Hence, required area of sheet to make 10 such caps = 5500 cm^{2}.

Question 8.

A bus stop is barricaded from the remaining part of the road, by using 50 hollow cones made of recycled cardboard, Each cone has a base diameter of 40 cm and height 1 m.
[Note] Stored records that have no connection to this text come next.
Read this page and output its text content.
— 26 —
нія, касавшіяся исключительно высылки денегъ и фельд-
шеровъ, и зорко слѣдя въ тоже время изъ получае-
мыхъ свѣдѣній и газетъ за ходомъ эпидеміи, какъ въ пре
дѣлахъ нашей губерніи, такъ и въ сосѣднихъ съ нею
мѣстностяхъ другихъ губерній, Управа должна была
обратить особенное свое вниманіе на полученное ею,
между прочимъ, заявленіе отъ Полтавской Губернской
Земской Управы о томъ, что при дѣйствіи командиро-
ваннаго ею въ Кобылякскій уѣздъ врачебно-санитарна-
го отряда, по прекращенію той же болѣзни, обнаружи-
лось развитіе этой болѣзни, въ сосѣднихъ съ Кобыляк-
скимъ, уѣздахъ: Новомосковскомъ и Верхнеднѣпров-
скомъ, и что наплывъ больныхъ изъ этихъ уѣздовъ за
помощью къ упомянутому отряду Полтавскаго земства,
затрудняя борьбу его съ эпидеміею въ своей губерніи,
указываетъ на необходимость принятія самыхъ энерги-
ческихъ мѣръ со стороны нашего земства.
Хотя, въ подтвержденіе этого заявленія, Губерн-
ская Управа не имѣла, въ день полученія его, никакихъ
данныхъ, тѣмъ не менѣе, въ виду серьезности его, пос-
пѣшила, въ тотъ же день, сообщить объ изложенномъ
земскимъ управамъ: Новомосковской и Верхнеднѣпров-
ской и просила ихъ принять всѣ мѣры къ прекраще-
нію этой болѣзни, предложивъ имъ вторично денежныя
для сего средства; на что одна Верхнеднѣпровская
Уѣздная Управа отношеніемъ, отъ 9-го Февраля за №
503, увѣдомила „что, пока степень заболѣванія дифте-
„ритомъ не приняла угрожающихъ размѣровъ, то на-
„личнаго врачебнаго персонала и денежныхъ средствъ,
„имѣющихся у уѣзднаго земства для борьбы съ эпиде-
If the outer side of each of the cone is to be painted and the cost of painting is Rs. 12 per m^{2}, what will be the cost of painting all these cones? (Use π = 3.14 and take \(\sqrt{1.04}\) = 1.02)

Solution:

We have,

Height of a cone (h) = 1 m = 100 cm

and diameter of a cone (d) = 40 cm

∴ Radius of a cone (r) = \(\frac{40}{2}\) = 20 cm

∴ l = \(\sqrt{h^2+r^2}\)

⇒ l = \(\sqrt{100^2+20^2}\)

⇒ l = \(\sqrt{10000+400}\)

⇒ l = \(\sqrt{10400}\)

⇒ l = 101.98

⇒ l = 102 (approx.)

Outer surface area of 1 cone = πrl = 3.14 × 20 × 102 = 6405.6 cm^{2}

Outer surface area of 50 cones= 6405.6 × 50 = 320280 cm^{2}

\(\frac{320280}{10000}\) m^{2}

= 32.028 m^{2}

Cost of painting of 1 m^{2} = Rs. 12

Cost of painting of 32.028 m^{2} = Rs. 12 × 32.028

= Rs. 384.336

= Rs. 384.34

Hence, cost of painting of 50 cones = Rs. 384.34.